An interesting cri de coeur in the Free Press Sunday — it was the lead story on the front page, this column by Susan Tompor, headlined, “I never knew Detroit was a dirty word.” It’s a good column, although I think anyone who honestly didn’t know Detroit was a dirty word in the rest of the country needs to get out of town more. I recommend it to you because it’s a pretty fair ground-level look at public opinion around here:
Each night when I go home and turn on the television, I find myself insulted by the righteous tone on cable or the networks. Look, I’ve always understood that many people do not like American cars or union workers or car company CEOs.
I didn’t know that some really, really hate us — and couldn’t care less if one or two or three Detroit carmakers up and dies. So we’d have hundreds of thousands of people suddenly unemployed. And the response is: Who cares?
That shouldn’t surprise anyone, really. I’ve written about this phenomenon before — I call it distancing. It’s a human trait, after a disaster, to look for differences between thee and me, so we can tell ourselves this would never happen to us. It’s actually easier to say “who cares” than to face the fact it might actually come true, and how we all might cope. I seem to recall, during the early-80s recession, when unemployed Michigan autoworkers were pouring into Texas in search of any sort of work, the natives sneeringly referred to them as “the black-tag people,” after the license plates then in use. I also remember a bumper sticker: “Let ’em freeze in the dark.” How I am looking forward to revisiting those happy days.
Let me say only this: I hope the Michiganders keep their deer rifles handy when they head south.
I’m writing this on Sunday, because Monday is going to be busybusybusy and I have the time now. Guess what’s happening outside? Fat fluffy flakes, that’s what. The whole mitten is covered in precipitation, most of it the freezing kind. And so it begins. Someone once told me more babies are born in November than any other month, a statement I could probably verify somewhere if I cared enough (but I don’t). There’s certainly nothing much to do in February, but I always link my birthday month to outright suckage, the real cruelest month. The only thing that saves it for me is Thanksgiving, which, as Jon Carroll points out, is a holiday that requires nothing of us but gratitude and approval of roast turkey. No problemo for either of those.
I’m not the only one with a November birthday, of course:
That was a lovely cake for Kate and Alan. Thanks to Jeffrey Steingarten, Joy of Cooking and the NYT for the recipe; it’s not the “birthday cake” recipe here, but the buttermilk-layer variety with chocolate-satin frosting.
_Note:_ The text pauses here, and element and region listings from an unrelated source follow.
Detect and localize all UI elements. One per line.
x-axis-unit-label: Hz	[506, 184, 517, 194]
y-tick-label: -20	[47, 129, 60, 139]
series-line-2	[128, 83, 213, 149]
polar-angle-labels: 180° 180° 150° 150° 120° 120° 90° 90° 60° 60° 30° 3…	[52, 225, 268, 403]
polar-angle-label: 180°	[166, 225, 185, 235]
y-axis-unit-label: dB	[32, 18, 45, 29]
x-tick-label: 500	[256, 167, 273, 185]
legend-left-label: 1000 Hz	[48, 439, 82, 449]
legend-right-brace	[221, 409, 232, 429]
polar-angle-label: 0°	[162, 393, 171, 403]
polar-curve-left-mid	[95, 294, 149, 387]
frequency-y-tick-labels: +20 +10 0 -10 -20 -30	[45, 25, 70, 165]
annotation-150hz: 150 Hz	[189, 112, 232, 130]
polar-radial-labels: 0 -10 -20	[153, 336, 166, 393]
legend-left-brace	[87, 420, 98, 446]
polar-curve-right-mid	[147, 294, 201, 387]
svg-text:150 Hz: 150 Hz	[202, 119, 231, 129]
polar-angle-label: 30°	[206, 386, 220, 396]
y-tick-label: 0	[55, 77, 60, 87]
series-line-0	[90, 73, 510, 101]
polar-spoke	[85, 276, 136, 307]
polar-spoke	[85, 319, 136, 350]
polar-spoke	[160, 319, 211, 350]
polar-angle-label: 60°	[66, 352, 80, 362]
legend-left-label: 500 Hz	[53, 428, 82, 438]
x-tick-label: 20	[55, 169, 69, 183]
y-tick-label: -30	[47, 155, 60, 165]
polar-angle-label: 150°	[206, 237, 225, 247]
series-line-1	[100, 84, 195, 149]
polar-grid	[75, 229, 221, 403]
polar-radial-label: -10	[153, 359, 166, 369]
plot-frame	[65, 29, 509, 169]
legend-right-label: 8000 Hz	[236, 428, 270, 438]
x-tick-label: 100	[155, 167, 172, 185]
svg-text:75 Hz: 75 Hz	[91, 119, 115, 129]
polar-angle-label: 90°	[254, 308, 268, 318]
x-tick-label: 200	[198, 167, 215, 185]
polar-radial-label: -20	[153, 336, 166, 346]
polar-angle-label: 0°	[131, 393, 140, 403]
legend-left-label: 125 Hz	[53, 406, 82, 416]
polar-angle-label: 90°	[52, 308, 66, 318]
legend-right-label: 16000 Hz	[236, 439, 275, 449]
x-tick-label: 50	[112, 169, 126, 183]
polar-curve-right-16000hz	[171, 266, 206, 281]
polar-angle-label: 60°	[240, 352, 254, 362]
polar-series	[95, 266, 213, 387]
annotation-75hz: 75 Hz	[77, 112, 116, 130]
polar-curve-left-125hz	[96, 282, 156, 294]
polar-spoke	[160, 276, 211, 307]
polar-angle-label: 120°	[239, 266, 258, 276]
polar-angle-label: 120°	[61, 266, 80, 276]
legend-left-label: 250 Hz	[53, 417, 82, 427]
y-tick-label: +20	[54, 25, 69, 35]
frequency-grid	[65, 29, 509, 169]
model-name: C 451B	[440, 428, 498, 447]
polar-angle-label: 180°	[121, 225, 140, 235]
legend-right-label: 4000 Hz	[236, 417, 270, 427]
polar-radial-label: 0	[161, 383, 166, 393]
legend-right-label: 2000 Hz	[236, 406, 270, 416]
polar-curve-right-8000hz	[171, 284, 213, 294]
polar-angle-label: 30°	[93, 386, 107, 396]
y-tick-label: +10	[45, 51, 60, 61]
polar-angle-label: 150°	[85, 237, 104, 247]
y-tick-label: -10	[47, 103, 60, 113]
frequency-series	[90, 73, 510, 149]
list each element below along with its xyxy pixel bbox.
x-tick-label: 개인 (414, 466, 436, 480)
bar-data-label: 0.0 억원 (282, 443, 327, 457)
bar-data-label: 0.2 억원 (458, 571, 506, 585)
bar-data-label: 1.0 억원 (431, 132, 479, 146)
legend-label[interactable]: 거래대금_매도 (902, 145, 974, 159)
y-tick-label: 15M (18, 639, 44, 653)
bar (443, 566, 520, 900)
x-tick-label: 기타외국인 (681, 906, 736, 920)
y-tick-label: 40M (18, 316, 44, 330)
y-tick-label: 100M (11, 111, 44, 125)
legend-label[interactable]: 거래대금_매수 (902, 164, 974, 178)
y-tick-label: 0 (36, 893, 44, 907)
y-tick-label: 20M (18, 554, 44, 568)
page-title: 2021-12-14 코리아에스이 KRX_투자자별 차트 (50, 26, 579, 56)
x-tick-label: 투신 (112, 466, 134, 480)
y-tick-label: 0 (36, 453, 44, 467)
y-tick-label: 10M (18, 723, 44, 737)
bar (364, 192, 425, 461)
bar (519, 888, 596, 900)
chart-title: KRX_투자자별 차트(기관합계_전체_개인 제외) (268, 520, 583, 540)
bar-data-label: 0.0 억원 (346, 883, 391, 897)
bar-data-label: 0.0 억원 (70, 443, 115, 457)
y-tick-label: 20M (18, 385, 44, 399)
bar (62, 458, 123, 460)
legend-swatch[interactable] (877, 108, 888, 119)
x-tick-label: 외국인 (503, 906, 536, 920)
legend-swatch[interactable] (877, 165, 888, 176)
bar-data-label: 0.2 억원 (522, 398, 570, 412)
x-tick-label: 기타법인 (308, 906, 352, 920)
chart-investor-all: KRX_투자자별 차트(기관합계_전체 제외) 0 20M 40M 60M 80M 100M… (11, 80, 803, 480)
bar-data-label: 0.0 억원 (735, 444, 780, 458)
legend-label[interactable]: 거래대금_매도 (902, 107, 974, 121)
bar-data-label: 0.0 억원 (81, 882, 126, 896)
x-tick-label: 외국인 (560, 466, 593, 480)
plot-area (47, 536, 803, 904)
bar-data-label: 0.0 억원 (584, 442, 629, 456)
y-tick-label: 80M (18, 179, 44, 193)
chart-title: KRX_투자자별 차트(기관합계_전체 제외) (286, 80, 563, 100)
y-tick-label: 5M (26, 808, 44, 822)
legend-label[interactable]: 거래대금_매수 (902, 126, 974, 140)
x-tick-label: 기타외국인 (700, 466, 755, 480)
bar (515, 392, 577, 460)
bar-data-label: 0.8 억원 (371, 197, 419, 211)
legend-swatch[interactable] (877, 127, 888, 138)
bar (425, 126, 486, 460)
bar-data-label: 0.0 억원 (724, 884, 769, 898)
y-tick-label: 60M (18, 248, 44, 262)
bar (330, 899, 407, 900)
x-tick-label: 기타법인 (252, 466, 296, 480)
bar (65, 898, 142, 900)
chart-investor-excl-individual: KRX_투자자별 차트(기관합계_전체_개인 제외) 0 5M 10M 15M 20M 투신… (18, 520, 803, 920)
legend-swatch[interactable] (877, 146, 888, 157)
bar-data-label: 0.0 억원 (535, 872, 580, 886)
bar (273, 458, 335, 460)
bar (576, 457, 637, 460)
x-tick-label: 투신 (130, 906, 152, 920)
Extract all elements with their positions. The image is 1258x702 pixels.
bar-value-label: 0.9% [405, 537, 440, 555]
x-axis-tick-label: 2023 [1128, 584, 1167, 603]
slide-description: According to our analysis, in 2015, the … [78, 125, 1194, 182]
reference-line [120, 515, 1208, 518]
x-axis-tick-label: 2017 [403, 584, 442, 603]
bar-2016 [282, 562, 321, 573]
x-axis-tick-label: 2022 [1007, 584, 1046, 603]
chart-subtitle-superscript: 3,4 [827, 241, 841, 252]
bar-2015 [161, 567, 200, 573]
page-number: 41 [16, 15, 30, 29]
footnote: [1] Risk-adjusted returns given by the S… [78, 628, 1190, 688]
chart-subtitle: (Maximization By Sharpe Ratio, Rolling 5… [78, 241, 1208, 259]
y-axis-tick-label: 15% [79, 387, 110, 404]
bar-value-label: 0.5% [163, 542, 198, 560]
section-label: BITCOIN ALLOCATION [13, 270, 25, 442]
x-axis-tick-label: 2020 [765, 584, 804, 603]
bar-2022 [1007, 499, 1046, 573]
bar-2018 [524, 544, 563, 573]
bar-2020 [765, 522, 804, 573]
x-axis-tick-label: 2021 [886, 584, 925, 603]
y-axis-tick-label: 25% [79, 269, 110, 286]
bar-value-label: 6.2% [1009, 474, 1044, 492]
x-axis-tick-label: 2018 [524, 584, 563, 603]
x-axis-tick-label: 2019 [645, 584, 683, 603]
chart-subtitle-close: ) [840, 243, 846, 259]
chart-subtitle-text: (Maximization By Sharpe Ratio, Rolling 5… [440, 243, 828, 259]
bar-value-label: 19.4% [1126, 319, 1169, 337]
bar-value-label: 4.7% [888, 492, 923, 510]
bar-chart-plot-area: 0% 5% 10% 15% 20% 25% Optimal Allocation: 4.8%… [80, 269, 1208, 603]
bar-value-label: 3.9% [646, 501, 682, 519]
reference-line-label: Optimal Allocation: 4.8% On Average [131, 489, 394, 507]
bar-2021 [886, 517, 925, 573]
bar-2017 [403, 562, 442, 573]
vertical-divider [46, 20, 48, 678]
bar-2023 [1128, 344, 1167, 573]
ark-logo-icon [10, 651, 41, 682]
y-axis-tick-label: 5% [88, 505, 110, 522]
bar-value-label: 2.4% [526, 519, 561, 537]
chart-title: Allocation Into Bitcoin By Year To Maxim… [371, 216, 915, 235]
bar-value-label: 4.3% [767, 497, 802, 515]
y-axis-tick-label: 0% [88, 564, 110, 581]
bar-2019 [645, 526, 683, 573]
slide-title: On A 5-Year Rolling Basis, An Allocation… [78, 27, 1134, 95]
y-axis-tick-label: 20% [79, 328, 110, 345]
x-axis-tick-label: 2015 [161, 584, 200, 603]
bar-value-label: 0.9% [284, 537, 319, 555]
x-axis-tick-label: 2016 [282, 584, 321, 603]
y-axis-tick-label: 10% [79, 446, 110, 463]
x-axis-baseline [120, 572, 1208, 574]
The sweetness of another year, honored, the sweetness of the one to come, hoped-for. That’s what that cake was about. We’ll see what Congress thinks.
Oh, and as bad as it gets here, this was the view from Ricardo’s back yard Saturday. Here’s hopin’ for higher humidity, California:
UPDATE: Just got an e-mail from our frequent commenter (and my neighbor) JohnC, who recommends this Mark Phelan column from today’s Freep, and adds:
Couple other thoughts.
1. The main competitors of GM, Ford and Chrysler are already heavily subsidized by their governments in the form of universal health coverage. (Note: NOT socialized medicine, as some would have you believe, but guaranteed health coverage, in a private system, for all. ) This knocks at least $1,500 PER CAR off the overhead for foreign auto makers. The fact that the United States is the only industrialized country in the world that does not have universal health coverage is not only mind-boggling, but crippling to our industrial economy.
2. After Sept. 11, the economy, including the auto industry, went into a tailspin. You will recall that the airline industry was quickly bailed out by the government. The automakers, led by GM Chairman Rick Wagoner, rejected suggestions that they seek government help and instead lowered their prices to drive sales.